About the behavior of yield_per of SqlAlchemy

SqlAlchemy yield_per method

Is it find_in_batches in Rails? It's a nice method that processes all the results sequentially without storing all the results in memory when selecting a large amount of data.

If you think that it is a method that handles limits and offsets nicely, it is a method that processes the selected result as a stream without such a thing.

Looking at the SQL log, I thought that there would be other people besides me who were worried that SQL would not come out as expected, so I'll make a note of it.

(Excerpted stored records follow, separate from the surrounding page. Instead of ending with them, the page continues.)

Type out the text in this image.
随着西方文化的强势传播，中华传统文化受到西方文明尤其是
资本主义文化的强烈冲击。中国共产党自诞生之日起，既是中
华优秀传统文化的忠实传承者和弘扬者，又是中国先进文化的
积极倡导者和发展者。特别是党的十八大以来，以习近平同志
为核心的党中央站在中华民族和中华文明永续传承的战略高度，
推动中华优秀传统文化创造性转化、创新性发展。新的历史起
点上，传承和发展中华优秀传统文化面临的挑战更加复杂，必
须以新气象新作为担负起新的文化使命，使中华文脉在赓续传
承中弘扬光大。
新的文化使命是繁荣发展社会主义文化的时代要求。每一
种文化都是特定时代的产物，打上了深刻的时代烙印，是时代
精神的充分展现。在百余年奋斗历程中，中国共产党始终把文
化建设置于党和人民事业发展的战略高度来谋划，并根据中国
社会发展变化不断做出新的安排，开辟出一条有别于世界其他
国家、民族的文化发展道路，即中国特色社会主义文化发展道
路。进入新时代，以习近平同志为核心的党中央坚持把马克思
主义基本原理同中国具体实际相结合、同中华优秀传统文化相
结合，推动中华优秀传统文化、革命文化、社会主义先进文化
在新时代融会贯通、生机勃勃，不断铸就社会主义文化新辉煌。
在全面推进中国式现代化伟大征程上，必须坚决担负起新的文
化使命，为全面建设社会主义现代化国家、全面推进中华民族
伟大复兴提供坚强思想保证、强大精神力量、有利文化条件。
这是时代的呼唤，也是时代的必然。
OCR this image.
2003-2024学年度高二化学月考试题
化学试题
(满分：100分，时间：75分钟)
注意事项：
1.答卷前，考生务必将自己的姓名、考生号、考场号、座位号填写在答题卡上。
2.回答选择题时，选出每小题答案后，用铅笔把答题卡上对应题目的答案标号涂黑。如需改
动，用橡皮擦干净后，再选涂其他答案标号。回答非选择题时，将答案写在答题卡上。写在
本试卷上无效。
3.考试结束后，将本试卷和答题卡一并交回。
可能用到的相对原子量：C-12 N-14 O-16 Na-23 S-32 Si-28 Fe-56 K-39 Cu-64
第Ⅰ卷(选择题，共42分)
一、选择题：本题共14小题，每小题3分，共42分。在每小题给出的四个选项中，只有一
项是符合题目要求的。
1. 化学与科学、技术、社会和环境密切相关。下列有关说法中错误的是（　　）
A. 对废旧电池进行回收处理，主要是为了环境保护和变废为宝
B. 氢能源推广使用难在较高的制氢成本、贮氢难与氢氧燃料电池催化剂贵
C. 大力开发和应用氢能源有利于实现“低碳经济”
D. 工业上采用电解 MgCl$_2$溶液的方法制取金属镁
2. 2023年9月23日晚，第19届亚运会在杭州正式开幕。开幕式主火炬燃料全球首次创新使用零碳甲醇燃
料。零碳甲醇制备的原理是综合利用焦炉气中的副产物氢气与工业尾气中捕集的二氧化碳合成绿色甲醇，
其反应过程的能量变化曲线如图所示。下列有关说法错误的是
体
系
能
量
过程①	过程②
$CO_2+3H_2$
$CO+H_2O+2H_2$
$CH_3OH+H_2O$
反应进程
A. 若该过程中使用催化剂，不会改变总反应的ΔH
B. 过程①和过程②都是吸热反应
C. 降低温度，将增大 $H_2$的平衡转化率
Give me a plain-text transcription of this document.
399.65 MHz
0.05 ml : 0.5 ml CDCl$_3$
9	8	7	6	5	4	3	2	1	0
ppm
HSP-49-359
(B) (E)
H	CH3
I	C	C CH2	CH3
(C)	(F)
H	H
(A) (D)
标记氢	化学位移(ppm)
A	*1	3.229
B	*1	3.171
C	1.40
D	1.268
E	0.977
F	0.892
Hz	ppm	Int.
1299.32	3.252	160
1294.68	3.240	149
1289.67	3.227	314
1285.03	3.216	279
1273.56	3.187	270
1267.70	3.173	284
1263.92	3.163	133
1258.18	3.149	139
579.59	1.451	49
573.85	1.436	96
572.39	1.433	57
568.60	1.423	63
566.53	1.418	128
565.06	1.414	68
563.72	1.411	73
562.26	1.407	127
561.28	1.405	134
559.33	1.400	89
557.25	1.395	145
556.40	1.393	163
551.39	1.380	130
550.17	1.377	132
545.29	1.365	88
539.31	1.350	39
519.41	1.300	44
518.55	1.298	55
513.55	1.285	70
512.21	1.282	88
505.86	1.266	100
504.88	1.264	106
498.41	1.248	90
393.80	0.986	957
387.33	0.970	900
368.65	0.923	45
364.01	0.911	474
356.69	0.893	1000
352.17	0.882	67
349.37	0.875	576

How to use memo just in case

`yield_per.sample.py`


sess = Session(engine)
for obj in sess.query(Customer).filter_by(ownd_uid = n).yield_per(10):
   hogehoge(obj)

If you write it like this, even if there are a lot of records selected under the filter condition, it will process while selecting 10 records at a time, so it will process all the select results sequentially without putting them in memory.

It's the best.

Oh? Are you using N connections?

If you try show processlist on MySQL, it seems that each connection called by yield_per has one connection. Is that so if you ask?

screen 2016-11-06 12.16.41.png

The first loop that takes 945 seconds is the top loop, but I wonder if it can be broken by connect_timeout .... (I feel like it's going to run out)

If you don't use such a large amount of data, you may not be able to see it, so if you get an error, keep a note of how to use it.

Result: No connection error.

It took 1-2 hours, but it ended without any problems.

Maybe if you keep a long connection, you won't be able to query the show process list? !!

By all means, please check the behavior of what kind of processing is done on the MySQL side!

Recommended Posts

About the behavior of yield_per of SqlAlchemy

About the behavior of enable_backprop of Chainer v2

About the behavior of copy, deepcopy and numpy.copy

About the behavior of Model.get_or_create () of peewee in Python

About the behavior of Queue during parallel processing

About the ease of Python

About the components of Luigi

About the features of Python

Tank game made with python About the behavior of tanks

About the return value of pthread_mutex_init ()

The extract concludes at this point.